Rin felt her throat tighten with emotion. “Your turn. Tell me something.”
“I’m scared I’m not good enough,” Kiko said softly. “Not good enough at art, not good enough for you, not good enough to deserve this. Sometimes I think this is all a dream and I’m going to wake up and you’ll realize you made a mistake.”
“That’s not going to happen.”
“You don’t know that.”
“I do, actually.” Rin rolled to face her fully. “Because I’ve spent six years trying to convince myself that what I felt for you was anything other than love. Six years of dating other people, of lying to myself, of trying to make myself feel for someone else what I’ve always felt for you. And it never worked. It was always you, Kiko. It’s always been you.”

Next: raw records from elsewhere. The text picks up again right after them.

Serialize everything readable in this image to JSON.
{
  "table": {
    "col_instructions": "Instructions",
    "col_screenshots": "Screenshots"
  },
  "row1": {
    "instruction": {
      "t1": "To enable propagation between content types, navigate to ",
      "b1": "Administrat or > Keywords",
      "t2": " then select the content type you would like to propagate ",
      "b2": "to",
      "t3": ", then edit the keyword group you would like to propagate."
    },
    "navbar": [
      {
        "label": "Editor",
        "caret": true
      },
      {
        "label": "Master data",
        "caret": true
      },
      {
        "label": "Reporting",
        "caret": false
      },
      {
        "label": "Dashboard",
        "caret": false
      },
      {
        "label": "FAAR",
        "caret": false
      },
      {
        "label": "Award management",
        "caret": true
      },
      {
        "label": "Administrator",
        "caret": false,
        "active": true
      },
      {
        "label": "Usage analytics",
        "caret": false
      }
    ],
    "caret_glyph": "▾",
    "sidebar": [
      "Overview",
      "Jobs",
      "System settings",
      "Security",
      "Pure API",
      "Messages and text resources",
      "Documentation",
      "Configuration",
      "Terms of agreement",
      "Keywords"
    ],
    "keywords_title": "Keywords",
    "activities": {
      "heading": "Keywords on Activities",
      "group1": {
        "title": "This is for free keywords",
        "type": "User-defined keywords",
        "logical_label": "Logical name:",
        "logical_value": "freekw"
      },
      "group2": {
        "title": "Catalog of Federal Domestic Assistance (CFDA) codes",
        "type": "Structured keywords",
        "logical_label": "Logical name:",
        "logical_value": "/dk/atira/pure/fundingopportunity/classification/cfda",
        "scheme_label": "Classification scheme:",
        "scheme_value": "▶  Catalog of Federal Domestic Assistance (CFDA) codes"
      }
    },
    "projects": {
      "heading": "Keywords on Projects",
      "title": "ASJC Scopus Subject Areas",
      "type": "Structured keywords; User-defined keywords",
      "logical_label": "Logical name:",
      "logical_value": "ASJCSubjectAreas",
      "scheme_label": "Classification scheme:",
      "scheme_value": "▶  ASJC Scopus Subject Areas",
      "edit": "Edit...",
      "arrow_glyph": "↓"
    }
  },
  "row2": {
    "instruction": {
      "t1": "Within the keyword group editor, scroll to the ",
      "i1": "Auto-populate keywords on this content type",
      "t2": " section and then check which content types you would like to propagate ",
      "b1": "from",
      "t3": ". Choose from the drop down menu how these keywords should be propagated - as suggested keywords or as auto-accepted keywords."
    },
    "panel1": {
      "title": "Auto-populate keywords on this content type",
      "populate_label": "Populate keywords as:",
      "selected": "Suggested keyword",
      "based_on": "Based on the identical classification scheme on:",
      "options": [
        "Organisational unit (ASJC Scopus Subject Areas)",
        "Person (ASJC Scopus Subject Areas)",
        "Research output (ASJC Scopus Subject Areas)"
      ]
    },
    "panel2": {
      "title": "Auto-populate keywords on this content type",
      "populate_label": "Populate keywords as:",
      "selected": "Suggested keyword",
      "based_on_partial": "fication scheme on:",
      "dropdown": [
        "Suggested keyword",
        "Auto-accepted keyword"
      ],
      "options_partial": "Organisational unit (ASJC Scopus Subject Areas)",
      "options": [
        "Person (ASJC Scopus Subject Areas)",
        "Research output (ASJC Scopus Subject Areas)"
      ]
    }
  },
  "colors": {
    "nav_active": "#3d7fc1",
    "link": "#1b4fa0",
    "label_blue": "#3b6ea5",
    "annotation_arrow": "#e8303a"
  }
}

Kiko kissed her then, soft and sweet, and Rin felt that now-familiar electricity spark between them. They were still learning the language of this—when a kiss was just a kiss and when it was the start of something more—but Rin loved the learning. Loved discovering what made Kiko sigh, what made her laugh, what made her pull Rin closer like she couldn’t bear any distance between them.
“We should probably cool it,” Rin said when they finally broke apart, both breathing harder. “My mom’s room is right below us.”
“I know.” But Kiko didn’t move away. “But it’s hard to remember that when you’re right here and I can finally touch you the way I’ve wanted to for years.”
“I know the feeling.”
They compromised by just holding each other, talking in whispers until they fell asleep. And if they woke up occasionally to sleepy kisses, to hands wandering cautiously over newly permitted territory, well—they were careful to be quiet.
The days had their own rhythm too. They’d go for walks, ostensibly exploring the small college town but really just finding excuses to be alone. They’d hold hands in empty parking lots, steal kisses in deserted hallways, learn the art of looking casual while their hearts raced every time they touched.
“This is kind of thrilling,” Kiko admitted one afternoon as they walked through the nearly empty downtown. “The secret of it. Like we’re getting away with something.”
“It won’t always be secret,” Rin said, though even as she said it, she felt a twist of anxiety about when and how they’d ever tell their parents.
“I know. But for now...” Kiko tugged her into an alcove between buildings, pressing her against the brick wall and kissing her thoroughly. “For now, you’re my secret girlfriend, and I kind of love that.”
Rin laughed against her mouth. “You’re ridiculous.”
“You love it.”
“I do,” Rin admitted. “I really do.”
They were getting bolder, more comfortable with the physical aspects of their relationship. Rin had been nervous at first—she’d kissed boys before, even slept with one disastrous ex-boyfriend, but this was different. This mattered in a way those experiences never had. She wanted to get it right, wanted to make Kiko feel as cherished as she felt herself.
But Kiko was patient, intuitive, always checking in. “Is this okay?” she’d ask, hand paused on Rin’s waist. “Too much?” when a kiss got more heated than they’d planned. And Rin loved that carefulness, the way Kiko made her feel safe even as they explored new territory.
One night, curled up together in the loft, Kiko said, “I want to know everything about you.”
“You already know everything about me.”
“I know facts. I want to know you.” Kiko propped herself up on one elbow. “Like ... what’s your earliest memory?”
Rin thought back. “Sitting on my dad’s shoulders at a parade. I was maybe three. He bought me a balloon and I was convinced it was magic because it floated.”
“That’s sweet.”
“What’s yours?”
“My mom reading to me before bed. She’d do all the voices, make the stories come alive.” Kiko’s expression went distant. “I miss that. Miss her.”
Kiko’s mother had died when she was eight—cancer, quick and brutal. It was one of the things that had bonded David and Rin’s mother initially, both of them single parents trying to figure out how to move forward.
“She’d like this,” Rin said softly. “Us together. I think she’d want you to be happy.”